Created 01-28-2021 03:26 AM
I have created a process in Nifi to get a file from a first folder, compress it and delete the uncompressed file. I have used:
GetHDFS: to get the file, deleting it from the folder (Keep Source File is set to False)
PutHDFS: to compress the file and save in a second folder
The process seems working, in fact the file is not anymore in the first folder and the compressed file is in the second folder.
The problem is that a warning message is displayed:
Could not remove <file path> from HDFS. Not ingesting this file...
So I have the doubt that the uncompressed file is still somewhere in the HDFS, but I don't know where.
What does it mean the warning message?
Created 02-01-2021 06:27 AM
9 out of 10 times this message is caused because you run the GetHDFS on multiple nodes.
Both nodes see it, perhaps even try to pick it up, but clearly not both of these can delete it.
In old versions of NiFi you can fix this by setting the GetHDFS to run only on the primary node.
However, that will ofcourse burden the primary node more than it should.

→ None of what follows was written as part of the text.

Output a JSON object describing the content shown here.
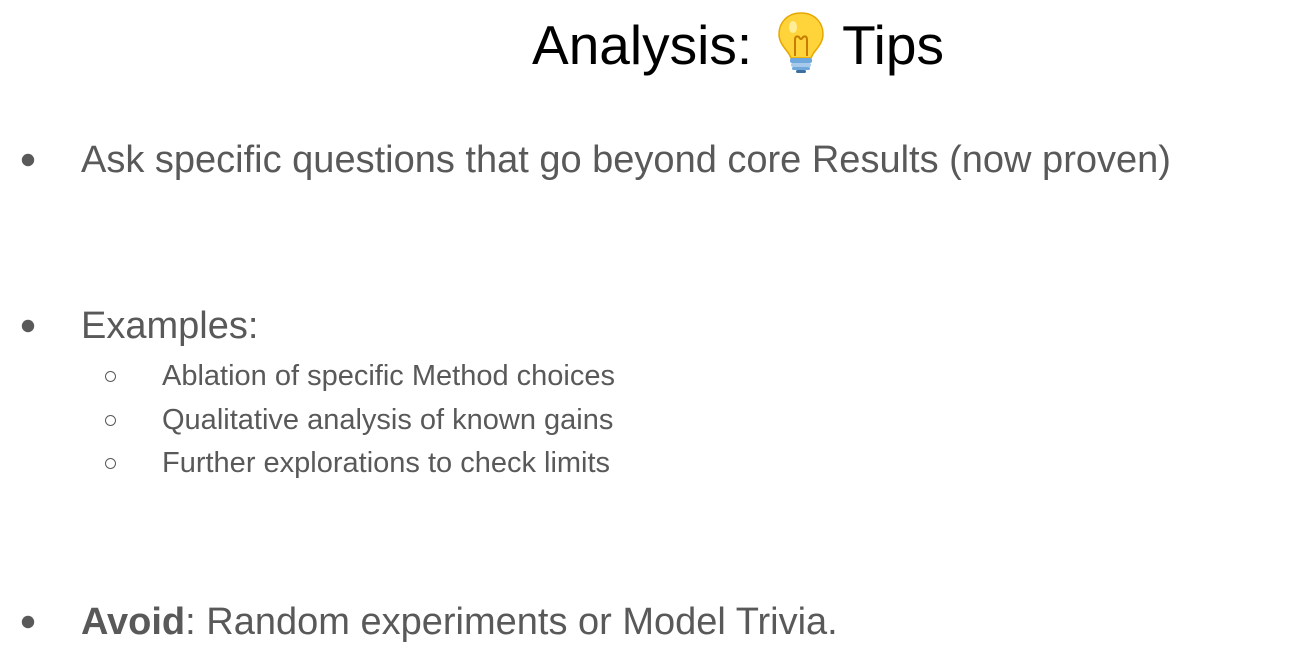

So in recent versions (and likely yours) you will find the ListHDFS and FetchHDFS processors (and similar sets for different data sources). The lightweight List processor can then run on the primary node, and loadbalance to all nodes which will then Fetch.
Created 02-01-2021 06:27 AM
9 out of 10 times this message is caused because you run the GetHDFS on multiple nodes.
Both nodes see it, perhaps even try to pick it up, but clearly not both of these can delete it.
In old versions of NiFi you can fix this by setting the GetHDFS to run only on the primary node.
However, that will ofcourse burden the primary node more than it should.
So in recent versions (and likely yours) you will find the ListHDFS and FetchHDFS processors (and similar sets for different data sources). The lightweight List processor can then run on the primary node, and loadbalance to all nodes which will then Fetch.